Leishmania mexicana mexicana contains two tandemly arranged genes for pyruvate kinase (PYK). The 5' located gene codes for a polypeptide with a molecular mass of 54,370. The calculated net charge and isoelectric point of the polypeptide are -6 and 6.5, respectively. Its amino-acid sequence is 73.7% identical to that of the Trypanosoma brucei PYK and 46.4-49.8% to the enzyme of mammalian cells. The second gene appears not to be functional, because its 5' and 3' extremities have undergone recombinations. L. m. mexicana PYK has been overexpressed in Escherichia coli, using a T7 expression system. Approximately 30% of the protein was detected in the soluble cell fraction. It has been highly purified by chromatography over DEAE-Sephacel and Affigel Blue.
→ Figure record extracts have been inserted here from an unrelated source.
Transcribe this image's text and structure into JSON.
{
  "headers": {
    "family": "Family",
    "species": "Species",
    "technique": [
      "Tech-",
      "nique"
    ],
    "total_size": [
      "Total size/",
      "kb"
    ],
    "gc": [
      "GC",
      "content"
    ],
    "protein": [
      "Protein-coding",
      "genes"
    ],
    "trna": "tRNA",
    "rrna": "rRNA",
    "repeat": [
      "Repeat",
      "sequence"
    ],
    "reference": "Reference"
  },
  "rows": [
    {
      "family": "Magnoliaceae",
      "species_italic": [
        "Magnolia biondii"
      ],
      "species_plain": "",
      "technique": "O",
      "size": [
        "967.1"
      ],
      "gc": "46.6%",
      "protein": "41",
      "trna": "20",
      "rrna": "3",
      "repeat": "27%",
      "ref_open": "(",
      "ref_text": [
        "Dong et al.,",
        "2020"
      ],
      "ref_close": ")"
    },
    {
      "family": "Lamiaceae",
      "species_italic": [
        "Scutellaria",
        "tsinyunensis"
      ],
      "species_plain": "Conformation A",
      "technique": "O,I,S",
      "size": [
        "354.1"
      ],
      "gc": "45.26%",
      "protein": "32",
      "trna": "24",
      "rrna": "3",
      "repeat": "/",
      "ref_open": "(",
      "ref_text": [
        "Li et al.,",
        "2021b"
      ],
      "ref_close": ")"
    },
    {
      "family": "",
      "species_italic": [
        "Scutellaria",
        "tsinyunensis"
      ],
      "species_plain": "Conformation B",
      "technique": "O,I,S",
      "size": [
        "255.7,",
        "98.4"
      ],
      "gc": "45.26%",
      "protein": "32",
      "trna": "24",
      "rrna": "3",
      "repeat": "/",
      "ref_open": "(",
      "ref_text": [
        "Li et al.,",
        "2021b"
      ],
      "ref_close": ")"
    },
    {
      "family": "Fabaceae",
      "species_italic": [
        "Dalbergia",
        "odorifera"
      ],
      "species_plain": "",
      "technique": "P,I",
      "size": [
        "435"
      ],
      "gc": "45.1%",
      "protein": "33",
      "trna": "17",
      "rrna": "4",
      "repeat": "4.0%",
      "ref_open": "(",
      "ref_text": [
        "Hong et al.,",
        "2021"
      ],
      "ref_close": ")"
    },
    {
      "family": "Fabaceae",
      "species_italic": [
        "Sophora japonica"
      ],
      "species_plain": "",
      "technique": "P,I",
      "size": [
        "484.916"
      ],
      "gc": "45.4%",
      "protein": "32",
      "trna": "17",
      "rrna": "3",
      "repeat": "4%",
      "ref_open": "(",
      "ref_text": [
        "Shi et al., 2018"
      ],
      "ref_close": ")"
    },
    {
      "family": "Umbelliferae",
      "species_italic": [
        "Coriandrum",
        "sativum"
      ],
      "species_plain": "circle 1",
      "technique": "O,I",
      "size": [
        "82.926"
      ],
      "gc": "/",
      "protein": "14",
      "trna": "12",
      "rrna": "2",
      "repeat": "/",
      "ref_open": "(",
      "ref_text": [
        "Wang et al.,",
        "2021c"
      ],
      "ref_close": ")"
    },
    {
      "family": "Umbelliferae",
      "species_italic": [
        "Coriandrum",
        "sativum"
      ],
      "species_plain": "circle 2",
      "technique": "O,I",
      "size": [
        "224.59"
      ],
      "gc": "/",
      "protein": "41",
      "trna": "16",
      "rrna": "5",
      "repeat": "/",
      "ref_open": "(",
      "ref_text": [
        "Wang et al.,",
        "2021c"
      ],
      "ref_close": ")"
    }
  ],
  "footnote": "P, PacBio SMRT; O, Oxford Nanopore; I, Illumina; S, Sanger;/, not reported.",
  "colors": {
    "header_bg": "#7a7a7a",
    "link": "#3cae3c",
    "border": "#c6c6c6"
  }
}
From a 1-1 culture 6 mg enzyme was obtained with a specific activity of 224 units mg-1. The protein has a subunit molecular mass of 59,000, as determined by SDS/PAGE, and an isoelectric point of 5.9. Some kinetic properties of the enzyme have been measured and compared with those reported for the T. brucei enzyme. The kinetics of both enzymes are very similar, the most important aspect being their activation by fructose 2,6-bisphosphate. Nevertheless, some differences were observed; the T. brucei enzyme is activated by the effector in a cooperative manner, whereas the activation of the L. m. mexicana enzyme is not cooperative.